Understanding, Diagnosing and Treating Cauda Equina Syndrome

Patients who have cauda equina syndrome usually have lower back pain, sciatica on one side or both, leg weakness, change in sensation in the "saddle" area, and possible loss of bowel or bladder. This is caused by pressure on the nerves.

The spine is made up of vertebrae (bones) that align one on top of the others to form the back. These vertebrae protect the nerves and other portions of the spine. The meninges, the membranes that surround the spine and brain, and the spinal fluid are also part of the protection of the spine. The outermost meninge is called the dura mater. Finally, the nerves that go down along the spine and branch off are called nerve roots. Near the bottom of the spine is an area that has a bundle of nerve roots and this is called the cauda equina.

As with any part of the spine, if a certain part is compressed, there can be pain, changes in sensation, weakness, and slowed reflexes. When this happens in the lower back and is severe, this is called cauda equina syndrome. Because of the severity of the problem, this is considered to be an emergency.

There are several issues that can cause cauda equina, including trauma and injury, tumors, build up of fluid that causes pressure, are a few.

To diagnose cauda equina syndrome, doctors need to do a thorough physical exam including x-rays to rule out other problems and to find at what level the nerves are being pressed. Sometimes, it is possible to confuse a bulging or herniated disc for cauda equina, so this is an important distinction to make.

Pain, for people with cauda equina syndrome can come on very suddenly (acutely) or slowly (chronically). Regardless of how the pain comes on, it is usually quite severe. "Saddle anesthesia," a loss of sensation around the genitals, is a very suspicious sign for this syndrome.

When reviewing the patient history to see if cauda equina syndrome is a possibility, beside the traumatic injuries that are possible, other things to watch out for are activities like weight lifting or chiropractic manipulation. Losing control of the bladder is another symptom, but occasionally, this is the reverse and urine is retained. Loss of bowel function is possible but not as telling for diagnosis as bladder dysfunction.

The different symptoms can also help tell doctors how the chances of recovery are for individual patients. For example, if a patient has problems with their bladder, they have a better prognosis if they have retention rather than loss of control. If a man experiences erectile dysfunction, this is usually not a good sign for recovery.

When testing, after x-rays, often the next step is myelography, which is using x-ray and dye to evaluate the vertebrae. This is being replaced now more with magnetic resonance imaging and computed tomography scanning, with MRI being the most reliable, doctors feel. However, MRIs can't be done on all patients. Patients with metal hardware, such as pacemakers, clips to repair aneurysms, or metal fragments near vital organs or near the eyes can't have an MRI because of the magnets used to make the images.

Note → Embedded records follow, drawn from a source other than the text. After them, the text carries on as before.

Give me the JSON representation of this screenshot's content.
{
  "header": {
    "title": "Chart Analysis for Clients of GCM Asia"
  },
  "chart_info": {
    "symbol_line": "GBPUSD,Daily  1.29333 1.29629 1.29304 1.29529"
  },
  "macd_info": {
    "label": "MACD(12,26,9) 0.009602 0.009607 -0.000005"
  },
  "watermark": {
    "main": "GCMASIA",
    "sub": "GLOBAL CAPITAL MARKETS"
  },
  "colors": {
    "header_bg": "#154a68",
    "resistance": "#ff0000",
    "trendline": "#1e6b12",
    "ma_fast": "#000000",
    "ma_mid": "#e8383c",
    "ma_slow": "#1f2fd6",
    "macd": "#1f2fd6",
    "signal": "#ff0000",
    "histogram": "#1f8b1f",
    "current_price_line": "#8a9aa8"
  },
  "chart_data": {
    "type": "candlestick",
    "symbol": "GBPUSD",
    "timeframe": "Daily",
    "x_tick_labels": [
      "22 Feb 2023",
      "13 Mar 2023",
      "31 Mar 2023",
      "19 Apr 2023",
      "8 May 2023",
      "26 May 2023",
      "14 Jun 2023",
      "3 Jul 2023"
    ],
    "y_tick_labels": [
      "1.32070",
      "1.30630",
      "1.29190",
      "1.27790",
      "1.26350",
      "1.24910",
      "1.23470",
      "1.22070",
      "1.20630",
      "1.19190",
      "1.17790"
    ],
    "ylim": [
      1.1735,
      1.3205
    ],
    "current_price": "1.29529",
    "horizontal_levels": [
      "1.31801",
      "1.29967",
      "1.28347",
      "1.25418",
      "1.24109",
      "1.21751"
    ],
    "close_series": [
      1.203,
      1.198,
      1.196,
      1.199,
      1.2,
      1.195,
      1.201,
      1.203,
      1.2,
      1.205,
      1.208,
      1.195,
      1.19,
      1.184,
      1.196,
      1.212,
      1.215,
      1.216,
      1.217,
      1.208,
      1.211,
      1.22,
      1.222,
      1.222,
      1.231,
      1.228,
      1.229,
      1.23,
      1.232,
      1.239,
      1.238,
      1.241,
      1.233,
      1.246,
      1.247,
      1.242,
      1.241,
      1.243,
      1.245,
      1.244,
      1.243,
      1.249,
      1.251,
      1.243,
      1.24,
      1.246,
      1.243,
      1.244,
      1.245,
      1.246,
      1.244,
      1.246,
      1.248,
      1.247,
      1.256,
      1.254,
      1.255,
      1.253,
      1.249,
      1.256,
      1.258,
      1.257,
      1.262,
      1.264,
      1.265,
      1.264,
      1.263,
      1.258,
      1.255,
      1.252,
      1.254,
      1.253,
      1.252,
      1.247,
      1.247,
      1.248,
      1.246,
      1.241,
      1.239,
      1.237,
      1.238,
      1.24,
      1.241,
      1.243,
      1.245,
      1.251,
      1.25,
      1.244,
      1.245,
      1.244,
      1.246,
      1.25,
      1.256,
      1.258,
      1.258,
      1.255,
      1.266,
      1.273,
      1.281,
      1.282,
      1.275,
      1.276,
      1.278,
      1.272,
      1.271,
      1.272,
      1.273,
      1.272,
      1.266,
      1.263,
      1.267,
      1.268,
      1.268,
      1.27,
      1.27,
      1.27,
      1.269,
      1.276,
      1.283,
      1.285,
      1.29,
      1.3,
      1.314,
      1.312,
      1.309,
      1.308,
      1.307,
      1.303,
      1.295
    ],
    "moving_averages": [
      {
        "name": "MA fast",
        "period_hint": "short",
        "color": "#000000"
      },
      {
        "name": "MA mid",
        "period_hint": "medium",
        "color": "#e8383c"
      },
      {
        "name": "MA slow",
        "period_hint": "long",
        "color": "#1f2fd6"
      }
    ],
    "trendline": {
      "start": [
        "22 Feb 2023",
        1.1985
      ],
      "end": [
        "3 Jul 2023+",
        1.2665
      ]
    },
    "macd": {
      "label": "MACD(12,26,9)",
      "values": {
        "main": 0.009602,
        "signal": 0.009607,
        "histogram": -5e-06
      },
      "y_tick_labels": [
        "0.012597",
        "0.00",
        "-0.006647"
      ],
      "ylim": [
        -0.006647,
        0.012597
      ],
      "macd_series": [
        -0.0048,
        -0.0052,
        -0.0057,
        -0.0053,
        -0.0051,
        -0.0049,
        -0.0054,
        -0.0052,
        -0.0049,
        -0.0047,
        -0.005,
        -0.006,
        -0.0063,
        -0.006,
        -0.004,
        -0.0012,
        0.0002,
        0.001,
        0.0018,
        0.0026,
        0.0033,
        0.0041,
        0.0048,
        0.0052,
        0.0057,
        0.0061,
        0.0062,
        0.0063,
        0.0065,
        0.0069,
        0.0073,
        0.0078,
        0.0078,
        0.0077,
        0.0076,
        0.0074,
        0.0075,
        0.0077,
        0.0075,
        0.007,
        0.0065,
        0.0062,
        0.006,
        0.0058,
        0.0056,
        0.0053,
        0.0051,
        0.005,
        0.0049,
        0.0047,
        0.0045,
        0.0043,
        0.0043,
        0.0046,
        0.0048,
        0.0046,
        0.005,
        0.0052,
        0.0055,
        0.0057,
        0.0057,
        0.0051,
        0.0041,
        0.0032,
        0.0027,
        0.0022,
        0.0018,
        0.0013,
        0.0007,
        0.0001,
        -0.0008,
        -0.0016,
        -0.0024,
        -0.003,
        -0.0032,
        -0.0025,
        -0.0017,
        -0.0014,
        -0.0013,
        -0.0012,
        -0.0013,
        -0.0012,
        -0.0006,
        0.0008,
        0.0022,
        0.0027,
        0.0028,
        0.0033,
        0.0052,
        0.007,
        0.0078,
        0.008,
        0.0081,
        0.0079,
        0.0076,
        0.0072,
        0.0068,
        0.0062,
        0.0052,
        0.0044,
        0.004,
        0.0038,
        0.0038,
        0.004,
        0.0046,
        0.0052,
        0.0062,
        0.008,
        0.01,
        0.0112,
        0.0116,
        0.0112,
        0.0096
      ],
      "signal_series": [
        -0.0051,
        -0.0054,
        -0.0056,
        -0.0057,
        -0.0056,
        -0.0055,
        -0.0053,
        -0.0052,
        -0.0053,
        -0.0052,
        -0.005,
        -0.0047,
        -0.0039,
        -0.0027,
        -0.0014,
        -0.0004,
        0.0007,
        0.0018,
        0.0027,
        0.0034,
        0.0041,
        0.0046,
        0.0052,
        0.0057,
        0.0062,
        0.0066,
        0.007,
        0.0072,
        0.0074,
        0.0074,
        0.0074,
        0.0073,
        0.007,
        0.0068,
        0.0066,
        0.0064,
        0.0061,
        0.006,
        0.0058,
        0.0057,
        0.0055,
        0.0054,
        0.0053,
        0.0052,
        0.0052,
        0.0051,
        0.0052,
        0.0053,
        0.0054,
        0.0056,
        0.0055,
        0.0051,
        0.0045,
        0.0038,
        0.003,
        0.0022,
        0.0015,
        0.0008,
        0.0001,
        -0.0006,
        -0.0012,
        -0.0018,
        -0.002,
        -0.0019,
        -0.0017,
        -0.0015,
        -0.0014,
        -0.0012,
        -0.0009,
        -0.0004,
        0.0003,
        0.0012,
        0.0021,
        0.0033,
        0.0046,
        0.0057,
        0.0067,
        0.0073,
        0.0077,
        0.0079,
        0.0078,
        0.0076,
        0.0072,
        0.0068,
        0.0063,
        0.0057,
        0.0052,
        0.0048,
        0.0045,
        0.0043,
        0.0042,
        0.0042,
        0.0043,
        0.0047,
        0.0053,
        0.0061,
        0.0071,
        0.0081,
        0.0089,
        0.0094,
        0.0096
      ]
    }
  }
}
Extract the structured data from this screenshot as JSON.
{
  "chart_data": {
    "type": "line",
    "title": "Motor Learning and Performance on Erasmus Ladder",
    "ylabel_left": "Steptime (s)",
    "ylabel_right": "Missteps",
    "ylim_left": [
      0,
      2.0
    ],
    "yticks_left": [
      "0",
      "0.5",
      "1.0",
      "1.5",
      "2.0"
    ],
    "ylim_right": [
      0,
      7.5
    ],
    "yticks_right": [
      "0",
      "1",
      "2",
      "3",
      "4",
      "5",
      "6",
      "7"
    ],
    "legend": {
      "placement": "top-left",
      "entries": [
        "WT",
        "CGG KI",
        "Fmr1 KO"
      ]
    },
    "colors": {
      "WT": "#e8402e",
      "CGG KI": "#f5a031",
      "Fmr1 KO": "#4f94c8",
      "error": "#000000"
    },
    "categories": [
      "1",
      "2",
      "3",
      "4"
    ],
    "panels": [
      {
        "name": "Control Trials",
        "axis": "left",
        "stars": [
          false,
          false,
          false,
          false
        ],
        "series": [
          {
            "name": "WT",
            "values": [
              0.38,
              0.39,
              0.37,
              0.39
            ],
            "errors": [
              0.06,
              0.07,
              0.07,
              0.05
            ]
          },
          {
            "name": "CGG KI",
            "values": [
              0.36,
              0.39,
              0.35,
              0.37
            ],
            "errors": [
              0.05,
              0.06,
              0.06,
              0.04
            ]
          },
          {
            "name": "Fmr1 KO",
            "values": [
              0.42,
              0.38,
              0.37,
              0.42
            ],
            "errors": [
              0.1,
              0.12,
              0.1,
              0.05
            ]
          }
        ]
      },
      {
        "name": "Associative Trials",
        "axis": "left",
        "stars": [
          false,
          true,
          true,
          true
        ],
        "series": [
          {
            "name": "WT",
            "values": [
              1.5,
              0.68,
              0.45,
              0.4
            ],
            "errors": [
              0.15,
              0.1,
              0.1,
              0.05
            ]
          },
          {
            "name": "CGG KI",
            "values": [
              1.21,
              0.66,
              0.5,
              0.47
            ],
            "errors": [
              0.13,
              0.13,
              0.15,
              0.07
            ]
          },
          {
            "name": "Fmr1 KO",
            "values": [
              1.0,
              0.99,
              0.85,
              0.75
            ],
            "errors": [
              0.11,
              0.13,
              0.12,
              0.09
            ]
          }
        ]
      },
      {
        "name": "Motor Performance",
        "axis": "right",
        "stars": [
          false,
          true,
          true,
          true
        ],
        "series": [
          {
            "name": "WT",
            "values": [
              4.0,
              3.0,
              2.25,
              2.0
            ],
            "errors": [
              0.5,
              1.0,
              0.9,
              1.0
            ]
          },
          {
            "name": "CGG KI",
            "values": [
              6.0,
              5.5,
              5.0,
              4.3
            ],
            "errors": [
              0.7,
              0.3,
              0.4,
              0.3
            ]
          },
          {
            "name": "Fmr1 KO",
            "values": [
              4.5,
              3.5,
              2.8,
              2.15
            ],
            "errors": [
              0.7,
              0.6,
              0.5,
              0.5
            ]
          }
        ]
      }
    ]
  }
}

Some doctors may choose to do bladder studies, checking to see how well the bladder is working, but this isn't considered to be a definite sign of cauda equina syndrome.

Once cauda equina syndrome has been diagnosed, it must be classified as incomplete or complete with retention. Incomplete cauda equina syndrome is diagnosed with the patients still have some function of their bowels and bladder, although they do have back pain and saddle anesthesia. Complete with retention is, as the name infers, with retention of urine.

Seeing as this is considered to be a medical emergency, surgery must be done as soon as possible but researchers don't agree on how quickly it needs to be done. Delays in surgery could be caused by a delay in diagnosis, delay in testing, and/or delay for the surgeon or the operating room.

The authors of this article conclude that the surgery does have to be considered to be an emergency in order to decompress the spine, or remove the stress on the nerves. Most surgeons feel that this should be done within 24 to 48 hours of onset and diagnosis.

Alex Gitelman, MD, et al. Cauda Equina Syndrome: A Comprehensive Review. In The American Journal of Orthopedics. December 2008. Vol. 37. no. 11. Pp. 556-562.